In the example above, the issue must be resolved by fixing the connectivity between the pod and the database. Common causes include:

A misconfigured connection string (for example, wrong host, port, username, or password).
The database may be under resource pressure (for example, CPU or memory exhaustion), which can prevent it from accepting new connections.

Addressing these problems will allow the pod to pass its readiness probe and become ready to serve traffic.

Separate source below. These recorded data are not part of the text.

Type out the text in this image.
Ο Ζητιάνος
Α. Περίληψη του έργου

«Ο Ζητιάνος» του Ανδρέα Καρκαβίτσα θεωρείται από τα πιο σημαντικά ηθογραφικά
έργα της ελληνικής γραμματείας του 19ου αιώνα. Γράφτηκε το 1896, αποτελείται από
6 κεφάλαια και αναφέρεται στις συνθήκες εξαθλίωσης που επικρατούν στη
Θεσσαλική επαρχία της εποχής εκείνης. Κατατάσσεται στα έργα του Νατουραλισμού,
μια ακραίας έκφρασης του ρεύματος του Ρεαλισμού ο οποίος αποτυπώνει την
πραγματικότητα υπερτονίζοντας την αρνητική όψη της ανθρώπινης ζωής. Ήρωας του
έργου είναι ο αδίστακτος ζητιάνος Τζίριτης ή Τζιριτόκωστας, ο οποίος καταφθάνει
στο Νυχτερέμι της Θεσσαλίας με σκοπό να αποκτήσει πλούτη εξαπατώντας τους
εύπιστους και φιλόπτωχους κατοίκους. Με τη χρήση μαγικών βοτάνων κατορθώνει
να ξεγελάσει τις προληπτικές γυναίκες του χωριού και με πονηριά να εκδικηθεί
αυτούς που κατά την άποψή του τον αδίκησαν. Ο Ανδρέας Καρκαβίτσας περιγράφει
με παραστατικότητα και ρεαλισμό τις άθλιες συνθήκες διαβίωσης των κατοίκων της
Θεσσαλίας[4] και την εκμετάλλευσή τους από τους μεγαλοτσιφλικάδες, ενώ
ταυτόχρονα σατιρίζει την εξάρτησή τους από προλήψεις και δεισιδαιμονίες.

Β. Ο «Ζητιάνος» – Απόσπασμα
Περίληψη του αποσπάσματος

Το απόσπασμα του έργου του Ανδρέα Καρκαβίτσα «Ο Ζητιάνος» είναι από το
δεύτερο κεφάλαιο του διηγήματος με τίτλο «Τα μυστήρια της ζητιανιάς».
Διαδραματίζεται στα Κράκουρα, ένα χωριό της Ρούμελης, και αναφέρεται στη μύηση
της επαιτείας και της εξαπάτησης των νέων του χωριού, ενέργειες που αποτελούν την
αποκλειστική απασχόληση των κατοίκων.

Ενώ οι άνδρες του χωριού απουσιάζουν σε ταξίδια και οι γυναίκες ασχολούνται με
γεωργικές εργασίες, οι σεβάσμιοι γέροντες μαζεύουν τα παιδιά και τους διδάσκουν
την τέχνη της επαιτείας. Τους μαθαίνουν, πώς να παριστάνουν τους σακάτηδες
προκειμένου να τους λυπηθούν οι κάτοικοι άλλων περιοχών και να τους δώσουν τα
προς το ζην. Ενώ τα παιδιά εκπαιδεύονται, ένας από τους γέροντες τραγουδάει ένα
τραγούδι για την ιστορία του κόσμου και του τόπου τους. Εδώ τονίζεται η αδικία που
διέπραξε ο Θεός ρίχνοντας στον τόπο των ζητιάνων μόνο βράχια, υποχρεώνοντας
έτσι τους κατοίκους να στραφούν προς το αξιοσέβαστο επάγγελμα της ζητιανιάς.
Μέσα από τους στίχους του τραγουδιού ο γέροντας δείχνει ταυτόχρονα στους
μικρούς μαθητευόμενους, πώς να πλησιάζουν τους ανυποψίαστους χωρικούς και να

Scenario 3: Pod running and ready, but application exhibits unexpected behaviour

Problem

In some cases, a pod may be in the Running state and marked as Ready, but the application inside still shows unexpected or faulty behaviour. This indicates that the pod has passed its liveness and readiness probes, but the underlying issue lies within the application itself.

Troubleshooting

To begin diagnosing the issue, run the following command:

 kubectl get pods –n cluedin

Sample output:

 NAME                              READY STATUS   RESTARTS AGE
 ----                              ----- ------   -------- ---
 cluedin-ui-7d9f8d7c9d-abc12       1/1   Running  0        5m

Such output usually means that the problem is not with Kubernetes itself, but with the application inside the pod, or with network access between the user and the pod.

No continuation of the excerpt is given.